Along with Odisha, Jammu and Kashmir, Meghalaya, Tripura and Bihar had the highest increase in the number of pre-school beneficiaries, according to a 2019 report by Accountability Initiative, a New Delhi-based think-tank.
In Odisha, 34 % more children were enrolled in pre-school education in Anganwadi centres in 2017 when compared with 2014, according to Accountability Initiative’s analysis. In comparison, in Rajasthan, children enrolled decreased by 12%, and by 15% in Maharashtra, in the same time period.

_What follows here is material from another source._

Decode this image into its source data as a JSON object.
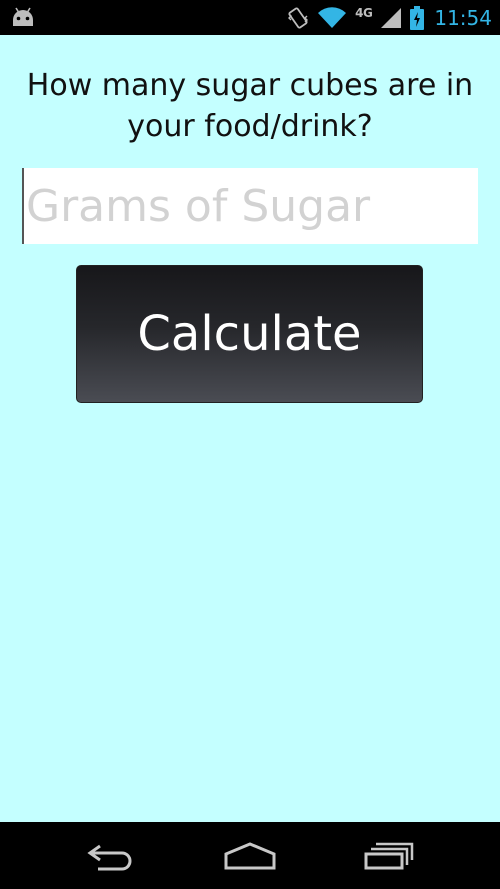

Overall, Odisha and West Bengal had the most ICDS beneficiaries out of the registered population of children up to six years of age. In Odisha, of all castes, scheduled castes and tribes–marginalised communities entitled to certain benefits under the Indian constitution–utilised ICDS services the most, according to the Accountability Initiative report.
All children registered in an Anganwadi centre should receive take-home rations and hot, cooked meals. The proportion of children who received these was 88% of registered children in Odisha, 83% in Gujarat, 39% in Haryana and 33% in Rajasthan as of March 2017, the report said.
Odisha performed more strongly in reducing undernutrition compared to richer states due to several factors. For instance, the expansion of coverage of nutrition-specific programmes has been strong.
Anganwadi centres are the first point of service delivery for health, nutrition and early learning for children at the village level. Of the 1.4 million sanctioned centres in India, 1.36 million (97%) were operational in September 2017, according to the report by Accountability Initiative. Odisha had one of the lowest proportions of non-functional anganwadis (3%), the report said.
Of 11 states studied, Odisha was one of the few states to hike the remuneration of anganwadi workers–honorary workers from the local community who provide government services to children, pregnant and nursing women–from October 2017, as reported by IndiaSpend on February 23 2018. Their pay increased from Rs 4,000 to Rs 6,000.
As many as 39% of sanctioned positions for child development project officers–the key functionary under ICDS–and 35% of sanctioned positions for ICDS supervisors were vacant across the country, as of March 2017, according to the Accountability Initiative analysis.
In Odisha, 2% of child development officer posts and 27% of supervisor posts were vacant, as compared to 76% and 23% in Maharashtra, respectively, and 69% and 39% in Rajasthan, data show.
Overall, Odisha has made faster progress in Child and Maternal Health than other Indian states.